The vendor sighed, tapping his fingers against the counter. His hood shifted slightly, revealing a face lined with scars and tired eyes that had seen too much. He was older than I expected, his voice carrying the weight of someone who had survived Hole longer than most.
"You really want work, huh?" His voice was slow, deliberate. "Not just another dumb bastard looking for a free meal?"
I nodded, not trusting myself to speak.
He eyed me for a long moment, then jerked his head toward the alley behind his stall.
"See that crate back there? Someone was supposed to pick it up. Never showed."
I glanced back. A rusted metal crate sat at the edge of the alley, covered in rainwater and grime.
"You want a job?" the vendor continued. "Take it to the scrapyard. Tonkachi's place. If he doesn't cave your skull in for showin' up empty-handed, maybe he'll let you work for a meal."
I exhaled slowly. Wasn't much of a deal. But it was better than nothing.
"…Fine," I muttered.
"Good. Now get outta my sight."
And as I prepared myself to get the crate he called me.
"Catch" he then threw me a dirty shirt and some pants that looked like they had seen much better days.
"Go change your clothes, or don't, if you like flashing people your bare ass." He then shrugged and went back to reading his magazine, completely ignoring me.
I then reluctantly went to some dark corner to put them on and finally regain some sense of decency.
---
The crate was heavier than it looked.
I nearly staggered forward the moment I lifted it, my arms burning from the effort. I was still too weak. Whatever had happened to me before I woke up in that alley had left my body in worse shape than I thought.
I gritted my teeth and forced my legs to move.

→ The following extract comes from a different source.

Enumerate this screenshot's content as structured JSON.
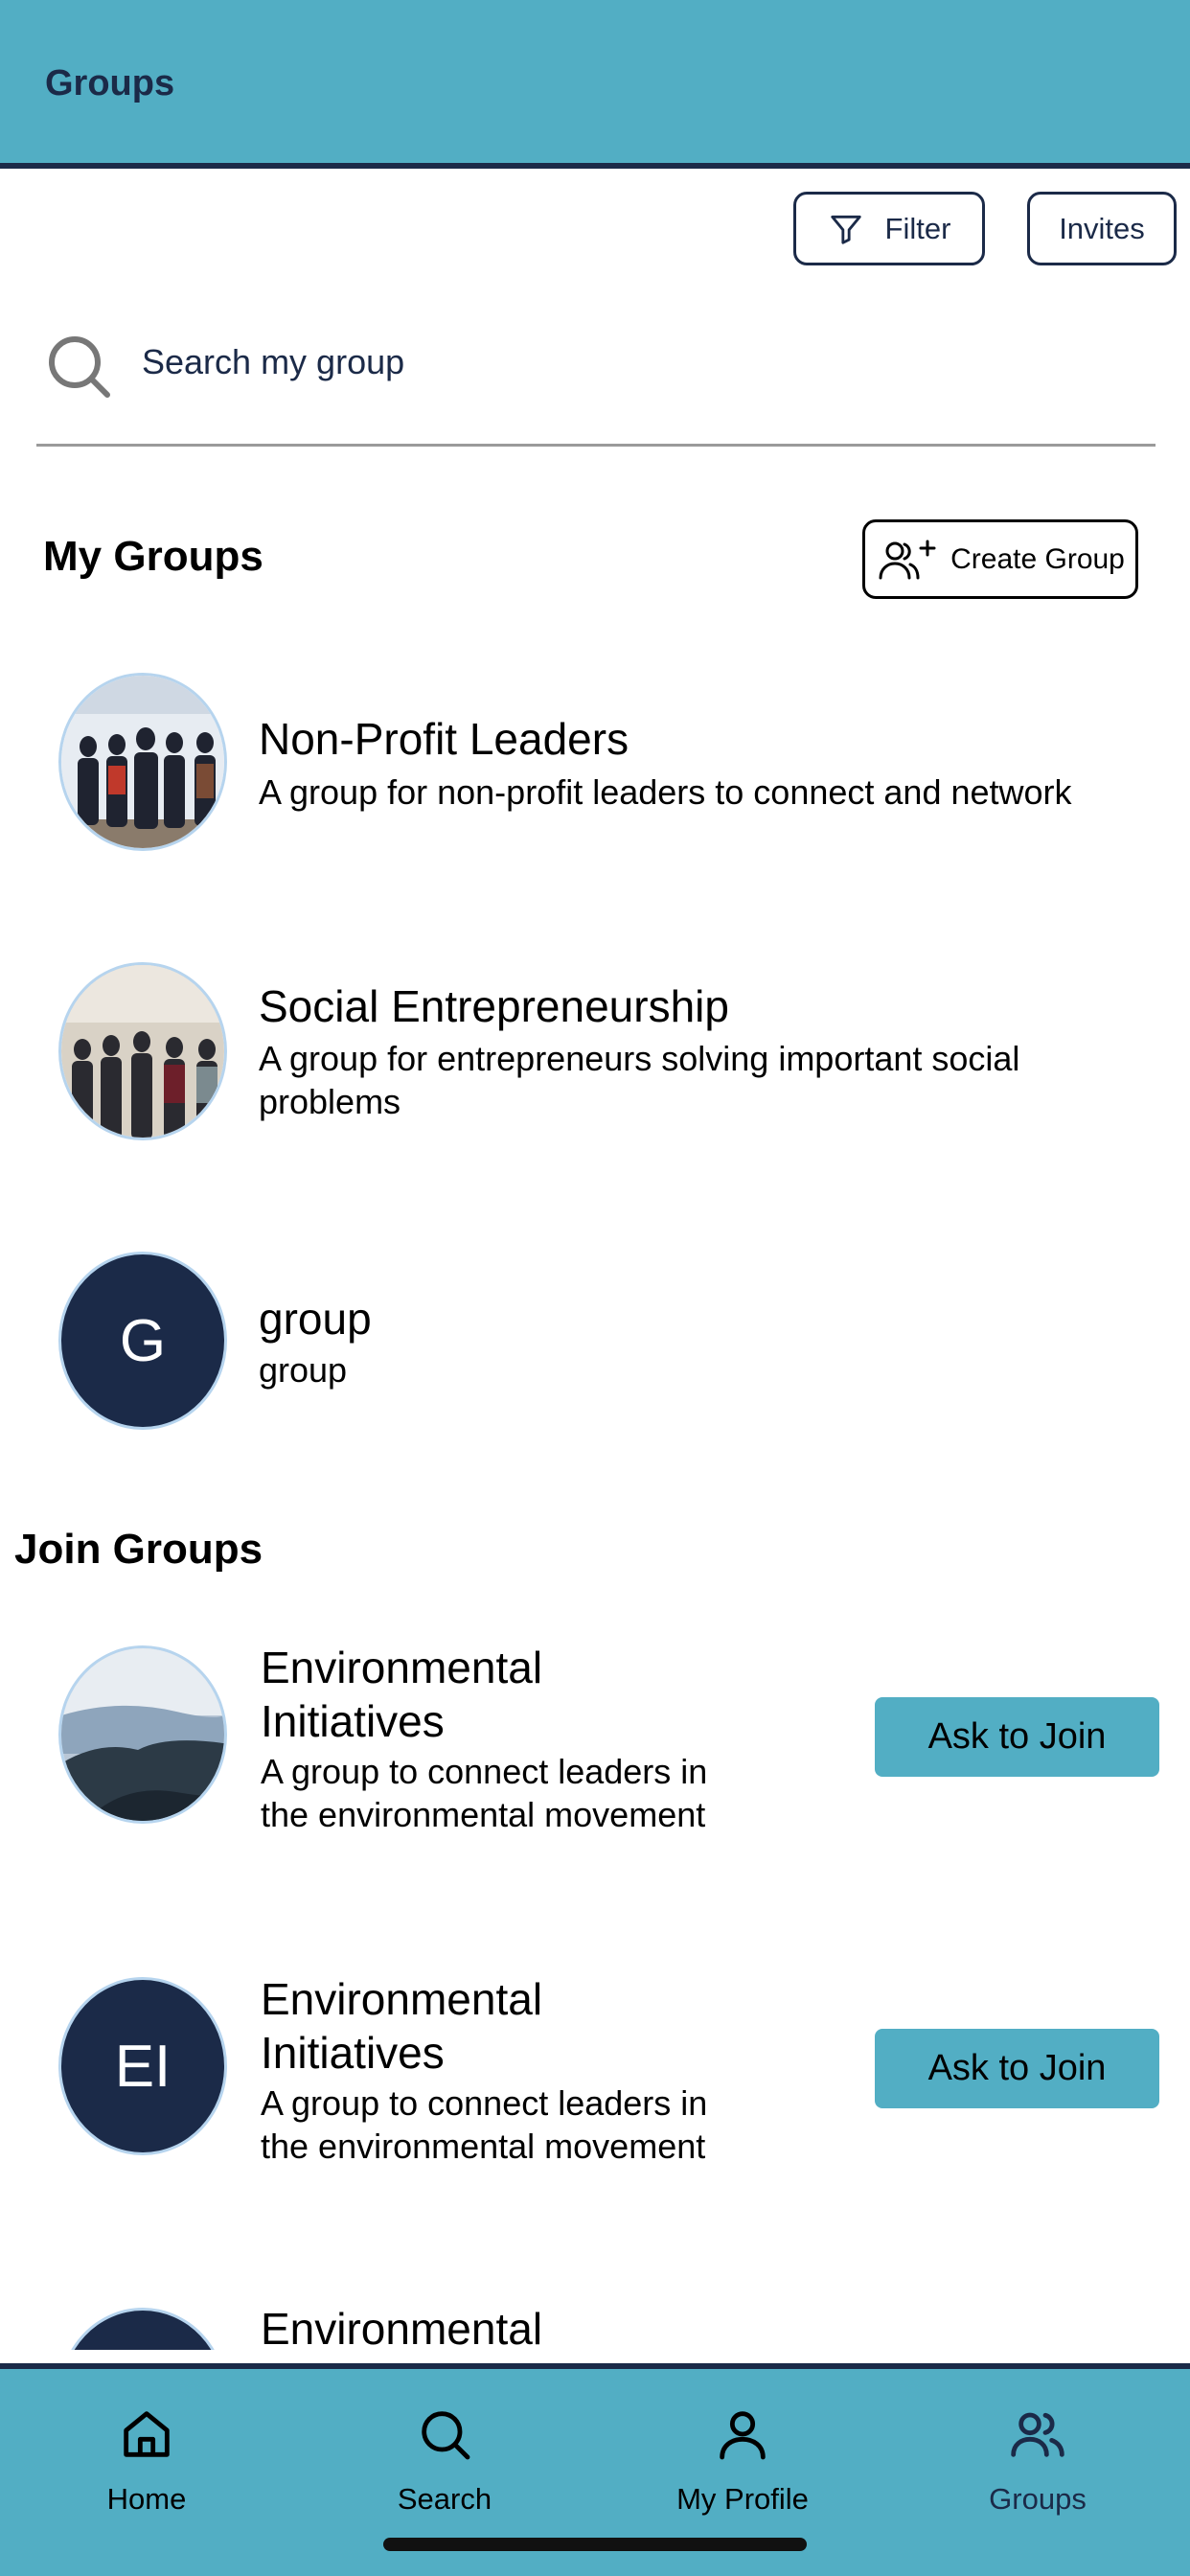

The streets of Hole were no better in daylight.
People barely looked at me as I walked, too busy dealing with their own problems. A man in a ragged coat counted bloodstained coins in his palm. A group of kids fought over a half-eaten scrap of bread near a rusted-out bus. Somewhere down the street, I heard screaming, followed by a heavy thud—and nobody reacted.

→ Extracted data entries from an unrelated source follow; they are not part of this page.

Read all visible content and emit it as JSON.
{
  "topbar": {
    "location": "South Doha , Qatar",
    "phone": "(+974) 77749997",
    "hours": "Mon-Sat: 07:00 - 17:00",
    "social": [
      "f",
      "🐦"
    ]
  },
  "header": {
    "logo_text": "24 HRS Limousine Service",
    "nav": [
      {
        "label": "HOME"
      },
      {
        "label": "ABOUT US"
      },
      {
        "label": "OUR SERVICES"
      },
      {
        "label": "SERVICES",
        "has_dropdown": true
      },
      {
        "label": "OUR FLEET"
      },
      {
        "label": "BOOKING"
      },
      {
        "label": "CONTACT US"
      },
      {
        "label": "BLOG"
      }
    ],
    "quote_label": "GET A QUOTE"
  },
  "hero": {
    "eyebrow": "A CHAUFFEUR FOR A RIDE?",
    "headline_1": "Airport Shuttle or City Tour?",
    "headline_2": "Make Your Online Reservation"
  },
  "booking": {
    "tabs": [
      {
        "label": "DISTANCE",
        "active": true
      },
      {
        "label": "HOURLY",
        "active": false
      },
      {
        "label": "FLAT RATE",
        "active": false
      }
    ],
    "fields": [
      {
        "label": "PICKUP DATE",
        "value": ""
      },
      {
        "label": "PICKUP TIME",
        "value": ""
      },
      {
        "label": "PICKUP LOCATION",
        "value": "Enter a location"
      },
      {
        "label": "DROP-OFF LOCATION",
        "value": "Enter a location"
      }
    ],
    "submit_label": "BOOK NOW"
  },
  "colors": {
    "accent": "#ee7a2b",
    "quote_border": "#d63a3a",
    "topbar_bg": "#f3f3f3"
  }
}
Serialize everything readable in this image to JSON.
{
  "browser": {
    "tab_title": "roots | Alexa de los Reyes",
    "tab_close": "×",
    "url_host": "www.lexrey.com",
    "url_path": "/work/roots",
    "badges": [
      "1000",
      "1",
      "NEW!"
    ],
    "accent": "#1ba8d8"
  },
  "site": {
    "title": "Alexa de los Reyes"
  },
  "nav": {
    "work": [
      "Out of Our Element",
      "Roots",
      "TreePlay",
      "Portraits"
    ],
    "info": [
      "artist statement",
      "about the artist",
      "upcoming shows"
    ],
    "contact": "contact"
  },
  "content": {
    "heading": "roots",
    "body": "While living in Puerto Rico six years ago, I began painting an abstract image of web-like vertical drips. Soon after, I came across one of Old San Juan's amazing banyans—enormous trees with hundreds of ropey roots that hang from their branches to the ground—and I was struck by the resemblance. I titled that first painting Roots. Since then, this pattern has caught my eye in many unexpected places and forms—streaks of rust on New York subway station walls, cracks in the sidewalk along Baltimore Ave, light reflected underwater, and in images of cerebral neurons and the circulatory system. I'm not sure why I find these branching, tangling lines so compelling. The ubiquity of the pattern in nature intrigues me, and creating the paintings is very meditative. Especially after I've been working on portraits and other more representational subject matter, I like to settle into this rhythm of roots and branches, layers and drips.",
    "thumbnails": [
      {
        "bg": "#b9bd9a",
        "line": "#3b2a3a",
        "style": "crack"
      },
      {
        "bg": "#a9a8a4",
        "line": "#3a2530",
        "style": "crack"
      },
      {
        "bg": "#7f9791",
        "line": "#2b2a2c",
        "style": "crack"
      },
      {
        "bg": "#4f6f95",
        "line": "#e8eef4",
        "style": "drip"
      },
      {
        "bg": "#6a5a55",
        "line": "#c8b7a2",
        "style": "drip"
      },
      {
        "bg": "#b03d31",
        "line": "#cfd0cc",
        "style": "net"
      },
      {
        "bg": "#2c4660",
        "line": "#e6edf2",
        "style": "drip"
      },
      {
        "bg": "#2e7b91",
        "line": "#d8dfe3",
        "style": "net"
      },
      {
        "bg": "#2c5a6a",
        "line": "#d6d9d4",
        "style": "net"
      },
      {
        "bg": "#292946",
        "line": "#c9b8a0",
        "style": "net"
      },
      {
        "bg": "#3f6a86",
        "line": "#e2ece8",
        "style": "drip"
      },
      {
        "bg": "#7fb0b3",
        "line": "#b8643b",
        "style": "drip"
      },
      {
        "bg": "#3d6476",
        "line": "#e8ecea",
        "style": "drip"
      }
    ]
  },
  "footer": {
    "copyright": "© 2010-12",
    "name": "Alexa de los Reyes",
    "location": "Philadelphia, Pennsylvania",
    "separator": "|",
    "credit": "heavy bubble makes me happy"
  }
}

This place was a graveyard that hadn't figured out it was dead yet.
And I was stuck in it.
After some time of walking aimlessly I realized I didn't know where that scapyard was supposed to be, meaning that I was walking around with a heavy ass crate for nothing.
After going back to the amused and mocking vendor he told me where it was located.
By the time I reached the scrapyard, my muscles were screaming.
---
The yard was massive, a sprawling mess of twisted metal, broken machines, and rusted-out cars stacked like a junk monument. Sparks rained from a platform above, where a huge, broad-shouldered man worked a welding torch, face hidden behind a metal mask.
I set the crate down with a thud, trying not to collapse next to it.
The man didn't look up.
"You the replacement?" His voice was deep, rough, like someone who had been breathing in metal dust for too long.
I hesitated. "I—"
"Doesn't matter." He cut me off, tossing the torch aside and jumping down. He was massive up close, built like he could break me in half without trying. "You move metal, you don't talk, and you don't steal. You do those things, I'll pay you enough to eat."
I swallowed. "…That's it?"
He snorted. "What, you want a contract?"
I didn't argue.
Because this was what I needed.
Work.
Food.
And maybe, if I was lucky—a way to figure out what the hell happened to me.